Он стоял, небрежно облокотившись на кустарник, и тот вывернулся гладкими завитками под его рукой, ласковый, как огромный зелёный кот. Ясмин совершенно онемела. Одно дело думать, что справишься с одиночеством, другое дело встретить Абаля вот так. Снова. У дома его бывшей возлюбленной, которую она же и покалечила. Особенно в момент собственной слабости.

— Представляешь, — легкомысленно продолжил Абаль, — она меня не пустила, — он кивнул на терн, перегородивший вход на территорию поместья. — Впервые за двадцать лет.

— Прямо, как в сказке про Шиповничек, — механически согласилась Ясмин.

— Какой сказке?

Абаль сбился с мысли, и уставился на неё своими инопланетными глазами. Колодцы чёрные, а не глаза. Ясмин опустила взгляд на собственные руки, как выпускница Смольного. Не смотреть мужчинам в глаза, не кокетничать, ножки вместе, глазки вниз. Она полгода ходила в театральный кружок и всю школу воображала себя знатной девицей времён Марии Фёдоровны. Сейчас об этом было даже думать смешно, но театральная практика делать раньше, чем думать, взяла своё.

— Сказка про царевну Шиповничек, — пояснила она собственным стиснутым пальцам. — Злая ведьма заколдовала принцессу на столетний сон, а возле замка вырастила шиповник, чтобы никто не мог пробраться к ней. Но однажды в замок пришёл отважный и прекрасный принц, и шиповник пал, чтобы тот смог разбудить спящую принцессу. В общем, я пойду. Фло жива, если что, я ее не съела. Тёрн же растёт, значит все с ней в порядке, просто характер дурной.

Тёрн мгновенно вывернулся шипами в опасной близости от Ясмин. Та сошла ступенькой ниже, а после ещё и ещё.

— Я пойду, рада повидаться, передай Флоре при… То есть не передавай, мы же только что с ней виделись.

Абаль усмехнулся той ласковой усмешкой, от которой сладко кололо сердце и почему-то спустился вслед за ней. Двигался он намного быстрее Ясмин, и через какое-то время она обнаружила, что он идёт спиной вниз прямо перед ней. Это выглядело опасно и глупо. Если он упадёт, то просто сломает себе позвоночник. Он думает, что бессмертный?

— Прекрати, — буркнула она. — Иди нормально, а то шею сломаешь. Тогда твоя нежная Фло сама меня съест.

— Ага, — согласился Абаль, и лицо его мгновенно прояснилось, как небо после бури. — Но мне очень интересно, шиповник пал, потому что принц был прекрасным и отважным?

— Ничего подобного, — отрезала Ясмин. — У шиповника закончился столетний контракт с ведьмой. Принцу просто повезло.

— А принцессе?

Абаль засмеялся, и его голос снова был ласковым, а взгляд насмешливым и тёплым. Ясмин очень хотелось остаться внутри этого момента. Но уже скоро — вот-вот — он спросит, что произошло, ты же бросила меня. Выкинула, как чёртову игрушку, а теперь рассказываешь мне сказки.
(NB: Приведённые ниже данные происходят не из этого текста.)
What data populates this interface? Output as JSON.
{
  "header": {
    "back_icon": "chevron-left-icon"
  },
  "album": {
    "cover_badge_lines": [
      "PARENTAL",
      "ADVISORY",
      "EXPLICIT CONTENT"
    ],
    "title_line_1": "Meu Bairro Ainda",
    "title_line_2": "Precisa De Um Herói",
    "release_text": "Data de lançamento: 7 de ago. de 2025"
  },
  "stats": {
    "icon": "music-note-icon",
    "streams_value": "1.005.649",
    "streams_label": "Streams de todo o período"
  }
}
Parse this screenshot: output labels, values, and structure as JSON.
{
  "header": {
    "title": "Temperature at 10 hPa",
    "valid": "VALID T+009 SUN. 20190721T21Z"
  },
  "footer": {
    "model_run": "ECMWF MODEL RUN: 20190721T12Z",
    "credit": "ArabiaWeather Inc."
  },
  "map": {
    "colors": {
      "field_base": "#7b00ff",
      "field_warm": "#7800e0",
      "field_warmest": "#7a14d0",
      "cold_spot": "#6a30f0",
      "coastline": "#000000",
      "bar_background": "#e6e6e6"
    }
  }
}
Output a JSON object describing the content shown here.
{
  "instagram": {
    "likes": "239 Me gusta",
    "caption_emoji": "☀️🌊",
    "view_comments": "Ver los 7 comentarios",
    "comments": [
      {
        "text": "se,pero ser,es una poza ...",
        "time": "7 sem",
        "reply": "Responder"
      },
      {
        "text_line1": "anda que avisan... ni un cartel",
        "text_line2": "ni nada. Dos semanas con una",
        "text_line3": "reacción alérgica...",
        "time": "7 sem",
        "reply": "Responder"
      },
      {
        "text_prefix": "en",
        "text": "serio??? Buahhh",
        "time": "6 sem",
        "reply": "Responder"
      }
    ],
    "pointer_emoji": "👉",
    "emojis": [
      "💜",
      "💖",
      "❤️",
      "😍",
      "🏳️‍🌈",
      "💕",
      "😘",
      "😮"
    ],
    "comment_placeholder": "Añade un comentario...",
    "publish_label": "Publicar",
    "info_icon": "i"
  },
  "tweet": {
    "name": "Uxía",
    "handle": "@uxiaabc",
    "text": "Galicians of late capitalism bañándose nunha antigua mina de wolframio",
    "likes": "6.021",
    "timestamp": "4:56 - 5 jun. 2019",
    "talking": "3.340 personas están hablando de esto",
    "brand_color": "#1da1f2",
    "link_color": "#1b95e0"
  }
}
— Кто знает. У принцесс жизнь заканчивается на титрах, но если хочешь мое мнение…

— Хочу, — тут же вставил Абаль. Глаза у него весело блестели.

Ясмин посмотрела на него с неодобрением. Половина ее сердца горела радостью, вторая тонула в тоске. Как он ее нашел? Пришёл к Фло, а здесь она? Досаждает его необыкновенной. Ну или бывшей необыкновенной. Встревоженные высоковольтные провода ее нервов мгновенно встали дыбом от последней мысли. Какого черта, он здесь ходит, если разорвал помолвку?

— Лично я думаю, что их жизнь была похожа на ад, — с язвительной любезностью сказала Ясмин. — Как и у всех людей, которые живут в рамках одного сюжета.

— По-твоему нарушить сюжет нельзя?

— Нельзя, — твёрдого ответила Ясмин и из чистого садизма прибавила: — Ни в коем случае.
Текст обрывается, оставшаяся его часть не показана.